Comme tant redouté, le typhon baptisé « LREM » prévu pour les Législatives a tout dévasté sur son passage. Brisant par la même occasion la coque fragilisée du vieux paquebot socialiste. Les rats se sont donc empressés de quitter le navire… et n’ont pas tous pris la même direction.

Durant la présidence Hollande, le PS connut une cascade de records de médiocrité. Majoritaire en 2012 (Sénat, Assemblée nationale, villes, régions), le parti à la rose rouge a cédé toutes ses conquêtes. C’est aujourd’hui un vaisseau à l’abandon bientôt contraint de conclure des pactes pour exister. Suite à l’échec d’un président qui n’a pas trouvé la décence de descendre les poubelles d’un quinquennat bâclé en refusant de se représenter – du jamais vu que certains ont présenté comme de la « dignité », quelle indignité – le PS s’est livré à une funeste primaire. Un bal funéraire qui augurait des présidentielles ratées à moins de 7% et des législatives anorexiques autour des 35 sièges. Deux scores minables – les plus bas de l’histoire du parti – obtenus aux deux élections les plus importantes du pays. La phase terminale est enclenchée.
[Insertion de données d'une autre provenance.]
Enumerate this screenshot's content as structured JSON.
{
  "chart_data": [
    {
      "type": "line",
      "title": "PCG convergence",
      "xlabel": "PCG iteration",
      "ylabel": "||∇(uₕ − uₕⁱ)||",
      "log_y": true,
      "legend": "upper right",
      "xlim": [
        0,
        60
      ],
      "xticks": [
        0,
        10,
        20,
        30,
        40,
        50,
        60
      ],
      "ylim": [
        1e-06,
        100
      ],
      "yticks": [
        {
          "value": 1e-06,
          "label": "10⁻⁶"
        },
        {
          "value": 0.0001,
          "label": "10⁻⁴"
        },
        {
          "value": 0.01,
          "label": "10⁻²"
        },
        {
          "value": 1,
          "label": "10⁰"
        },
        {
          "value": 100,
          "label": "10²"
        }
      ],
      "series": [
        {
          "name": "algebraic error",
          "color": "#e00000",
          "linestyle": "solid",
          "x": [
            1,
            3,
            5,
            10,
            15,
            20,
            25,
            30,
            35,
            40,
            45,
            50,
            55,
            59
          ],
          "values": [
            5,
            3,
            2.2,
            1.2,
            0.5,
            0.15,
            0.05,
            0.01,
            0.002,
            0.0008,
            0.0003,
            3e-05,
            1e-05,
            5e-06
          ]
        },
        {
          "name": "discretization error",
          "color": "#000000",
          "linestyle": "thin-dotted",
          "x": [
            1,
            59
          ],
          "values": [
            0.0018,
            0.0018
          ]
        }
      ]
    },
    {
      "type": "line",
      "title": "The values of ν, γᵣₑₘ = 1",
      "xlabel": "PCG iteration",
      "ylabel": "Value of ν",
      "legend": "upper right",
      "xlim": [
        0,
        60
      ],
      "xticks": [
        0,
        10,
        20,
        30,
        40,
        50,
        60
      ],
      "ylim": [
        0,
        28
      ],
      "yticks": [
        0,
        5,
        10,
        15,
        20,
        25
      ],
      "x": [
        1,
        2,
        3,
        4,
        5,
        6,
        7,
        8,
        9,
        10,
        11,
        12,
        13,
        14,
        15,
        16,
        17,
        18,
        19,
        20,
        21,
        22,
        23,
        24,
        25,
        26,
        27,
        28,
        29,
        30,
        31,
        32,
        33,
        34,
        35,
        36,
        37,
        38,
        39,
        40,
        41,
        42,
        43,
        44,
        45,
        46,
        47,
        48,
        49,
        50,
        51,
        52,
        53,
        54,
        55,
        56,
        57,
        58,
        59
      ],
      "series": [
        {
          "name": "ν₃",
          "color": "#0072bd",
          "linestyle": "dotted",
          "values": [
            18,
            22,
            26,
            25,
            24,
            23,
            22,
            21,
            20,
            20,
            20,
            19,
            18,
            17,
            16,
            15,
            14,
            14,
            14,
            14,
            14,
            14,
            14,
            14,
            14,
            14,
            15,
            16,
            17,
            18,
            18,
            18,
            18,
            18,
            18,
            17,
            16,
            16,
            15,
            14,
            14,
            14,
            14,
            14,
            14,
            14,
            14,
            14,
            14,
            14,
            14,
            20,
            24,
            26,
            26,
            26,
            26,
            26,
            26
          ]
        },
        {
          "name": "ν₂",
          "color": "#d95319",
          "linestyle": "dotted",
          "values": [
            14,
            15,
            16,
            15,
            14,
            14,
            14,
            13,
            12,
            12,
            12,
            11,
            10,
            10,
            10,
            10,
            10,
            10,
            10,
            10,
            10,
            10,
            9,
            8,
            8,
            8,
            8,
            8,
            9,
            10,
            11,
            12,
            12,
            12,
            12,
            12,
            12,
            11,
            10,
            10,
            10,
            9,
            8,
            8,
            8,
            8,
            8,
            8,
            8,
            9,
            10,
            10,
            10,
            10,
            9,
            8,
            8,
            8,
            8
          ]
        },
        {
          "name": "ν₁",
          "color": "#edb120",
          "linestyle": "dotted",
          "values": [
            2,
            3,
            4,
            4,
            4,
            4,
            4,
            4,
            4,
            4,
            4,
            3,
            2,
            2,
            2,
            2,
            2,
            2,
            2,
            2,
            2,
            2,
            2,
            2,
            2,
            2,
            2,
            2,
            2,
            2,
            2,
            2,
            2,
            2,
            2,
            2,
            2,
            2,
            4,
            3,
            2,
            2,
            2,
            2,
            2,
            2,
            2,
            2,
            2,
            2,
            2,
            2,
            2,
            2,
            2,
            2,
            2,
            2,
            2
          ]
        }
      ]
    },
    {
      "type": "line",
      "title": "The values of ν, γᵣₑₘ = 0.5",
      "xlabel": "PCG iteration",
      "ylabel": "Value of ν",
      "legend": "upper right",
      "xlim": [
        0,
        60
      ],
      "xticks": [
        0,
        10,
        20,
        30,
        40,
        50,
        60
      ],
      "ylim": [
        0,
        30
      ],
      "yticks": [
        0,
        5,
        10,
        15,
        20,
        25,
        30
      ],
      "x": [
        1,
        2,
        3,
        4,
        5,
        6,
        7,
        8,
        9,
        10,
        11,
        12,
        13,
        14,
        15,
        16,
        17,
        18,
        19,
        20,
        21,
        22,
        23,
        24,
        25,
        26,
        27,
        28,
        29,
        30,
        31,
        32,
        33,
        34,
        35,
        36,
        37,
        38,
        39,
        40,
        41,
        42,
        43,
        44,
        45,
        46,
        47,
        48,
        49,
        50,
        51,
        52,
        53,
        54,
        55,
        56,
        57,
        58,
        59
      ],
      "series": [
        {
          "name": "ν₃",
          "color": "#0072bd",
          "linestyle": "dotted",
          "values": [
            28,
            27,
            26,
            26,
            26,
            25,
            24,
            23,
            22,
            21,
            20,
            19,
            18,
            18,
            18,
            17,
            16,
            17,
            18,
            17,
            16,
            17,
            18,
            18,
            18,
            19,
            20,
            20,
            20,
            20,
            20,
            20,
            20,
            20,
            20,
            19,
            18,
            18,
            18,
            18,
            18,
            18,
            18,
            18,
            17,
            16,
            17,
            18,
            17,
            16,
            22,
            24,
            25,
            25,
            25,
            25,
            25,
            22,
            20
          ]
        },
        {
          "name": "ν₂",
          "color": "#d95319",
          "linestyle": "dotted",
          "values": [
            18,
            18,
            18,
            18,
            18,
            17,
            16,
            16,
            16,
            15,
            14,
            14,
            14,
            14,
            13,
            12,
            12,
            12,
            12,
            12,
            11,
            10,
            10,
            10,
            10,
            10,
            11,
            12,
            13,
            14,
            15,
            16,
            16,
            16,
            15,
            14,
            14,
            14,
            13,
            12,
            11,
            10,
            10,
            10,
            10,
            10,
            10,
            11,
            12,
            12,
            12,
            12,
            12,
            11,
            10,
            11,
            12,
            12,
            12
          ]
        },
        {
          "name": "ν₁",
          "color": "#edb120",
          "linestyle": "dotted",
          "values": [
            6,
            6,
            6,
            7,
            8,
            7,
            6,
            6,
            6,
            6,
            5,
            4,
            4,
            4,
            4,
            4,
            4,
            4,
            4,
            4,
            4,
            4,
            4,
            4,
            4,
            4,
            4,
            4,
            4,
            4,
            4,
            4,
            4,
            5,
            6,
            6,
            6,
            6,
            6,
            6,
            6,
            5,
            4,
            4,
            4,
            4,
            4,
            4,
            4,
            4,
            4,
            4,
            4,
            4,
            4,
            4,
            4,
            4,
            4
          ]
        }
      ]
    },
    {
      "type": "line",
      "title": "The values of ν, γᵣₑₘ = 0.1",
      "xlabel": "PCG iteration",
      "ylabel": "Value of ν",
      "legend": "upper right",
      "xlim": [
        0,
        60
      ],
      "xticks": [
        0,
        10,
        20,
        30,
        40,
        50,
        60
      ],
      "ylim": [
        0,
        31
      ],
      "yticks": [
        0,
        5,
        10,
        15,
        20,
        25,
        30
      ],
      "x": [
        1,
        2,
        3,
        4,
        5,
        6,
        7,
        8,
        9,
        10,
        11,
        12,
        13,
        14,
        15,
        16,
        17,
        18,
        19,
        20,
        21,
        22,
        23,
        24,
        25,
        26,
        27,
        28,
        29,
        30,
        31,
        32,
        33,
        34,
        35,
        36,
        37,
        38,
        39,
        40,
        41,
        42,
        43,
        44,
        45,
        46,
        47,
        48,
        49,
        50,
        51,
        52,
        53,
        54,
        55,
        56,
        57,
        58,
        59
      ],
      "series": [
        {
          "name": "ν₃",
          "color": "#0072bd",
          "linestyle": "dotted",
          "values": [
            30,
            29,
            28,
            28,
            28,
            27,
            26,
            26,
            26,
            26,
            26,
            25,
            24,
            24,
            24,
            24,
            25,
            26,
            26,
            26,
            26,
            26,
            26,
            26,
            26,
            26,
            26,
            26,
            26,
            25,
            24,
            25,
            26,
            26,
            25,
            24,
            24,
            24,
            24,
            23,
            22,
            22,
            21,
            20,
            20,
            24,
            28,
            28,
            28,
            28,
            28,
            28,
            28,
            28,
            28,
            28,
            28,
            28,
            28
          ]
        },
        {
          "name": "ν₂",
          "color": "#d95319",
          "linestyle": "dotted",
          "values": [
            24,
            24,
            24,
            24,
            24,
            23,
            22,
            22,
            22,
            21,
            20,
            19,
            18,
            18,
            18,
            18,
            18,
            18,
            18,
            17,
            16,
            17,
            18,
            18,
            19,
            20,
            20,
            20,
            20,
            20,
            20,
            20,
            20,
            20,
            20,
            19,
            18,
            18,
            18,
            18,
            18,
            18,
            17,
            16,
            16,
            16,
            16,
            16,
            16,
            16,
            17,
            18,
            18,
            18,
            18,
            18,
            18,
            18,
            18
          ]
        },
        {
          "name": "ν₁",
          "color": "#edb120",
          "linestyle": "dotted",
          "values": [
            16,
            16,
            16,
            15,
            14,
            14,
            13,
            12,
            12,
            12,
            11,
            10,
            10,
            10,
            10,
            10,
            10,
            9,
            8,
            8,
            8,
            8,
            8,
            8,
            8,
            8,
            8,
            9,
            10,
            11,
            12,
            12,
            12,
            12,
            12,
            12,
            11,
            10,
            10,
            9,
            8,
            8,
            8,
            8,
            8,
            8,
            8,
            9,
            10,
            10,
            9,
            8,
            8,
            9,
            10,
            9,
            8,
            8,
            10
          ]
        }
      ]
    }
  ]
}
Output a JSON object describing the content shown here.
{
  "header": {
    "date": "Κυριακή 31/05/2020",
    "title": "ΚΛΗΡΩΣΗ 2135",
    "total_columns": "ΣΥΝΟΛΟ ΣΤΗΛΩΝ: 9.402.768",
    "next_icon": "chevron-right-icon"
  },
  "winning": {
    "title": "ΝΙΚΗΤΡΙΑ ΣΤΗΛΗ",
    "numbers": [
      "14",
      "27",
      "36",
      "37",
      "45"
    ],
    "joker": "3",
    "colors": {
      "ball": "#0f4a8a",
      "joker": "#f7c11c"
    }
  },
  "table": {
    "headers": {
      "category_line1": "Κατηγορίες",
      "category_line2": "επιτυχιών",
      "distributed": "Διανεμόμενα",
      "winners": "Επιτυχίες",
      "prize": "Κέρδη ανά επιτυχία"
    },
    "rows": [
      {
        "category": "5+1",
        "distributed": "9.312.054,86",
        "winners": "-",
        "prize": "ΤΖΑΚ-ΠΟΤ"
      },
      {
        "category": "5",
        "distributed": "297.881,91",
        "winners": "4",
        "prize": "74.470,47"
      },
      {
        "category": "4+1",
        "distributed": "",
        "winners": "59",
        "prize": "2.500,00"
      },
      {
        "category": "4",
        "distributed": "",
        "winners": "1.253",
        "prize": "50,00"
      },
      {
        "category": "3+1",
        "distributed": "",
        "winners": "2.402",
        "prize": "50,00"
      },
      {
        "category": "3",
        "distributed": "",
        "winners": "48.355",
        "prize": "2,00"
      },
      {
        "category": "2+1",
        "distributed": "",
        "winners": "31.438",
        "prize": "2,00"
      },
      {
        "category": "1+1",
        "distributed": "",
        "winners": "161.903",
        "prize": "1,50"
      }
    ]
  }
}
Les deux finalistes à l’investiture du parti, Valls et Hamon, ont rendu leur carte moins de deux mois après les élections. Valls a quitté Solférino la tête basse, et danse dorénavant le flamenco entre le Palais Bourbon et l’Élysée en vue de séduire Macron et rejoindre la majorité LREM. Tandis que Hamon a préféré renforcer l’opposition en lançant sa propre chapelle, le « Mouvement du 1er juillet », dans l’optique de ne pas laisser le champs libre à Mélenchon. Il faut reconnaitre que Hamon – aka Beubeu Hameçon que j’ai volontiers taquiné ici et – a au moins le mérite, à la différence de Valls, de tenter quelque chose. Quand l’un courbe l’échine et cherche à se faire une place auprès du plus puissant, l’autre s’assume et s’apprête à manger des cailloux en attendant des jours heureux… Ces deux-là sont définitivement aux antipodes.

Pour l’enfant d’immigrés né dans les années 1980 sous l’infâme Mitterrand, ce naufrage du PS a une saveur particulière. Un peu comme si le coyote parvenait enfin à stopper bipbip avec un bon tacle à la gorge. Ciao Manu, Bye Beubeu, RIP Parti Socialiste. PS : On ne te regrettera pas.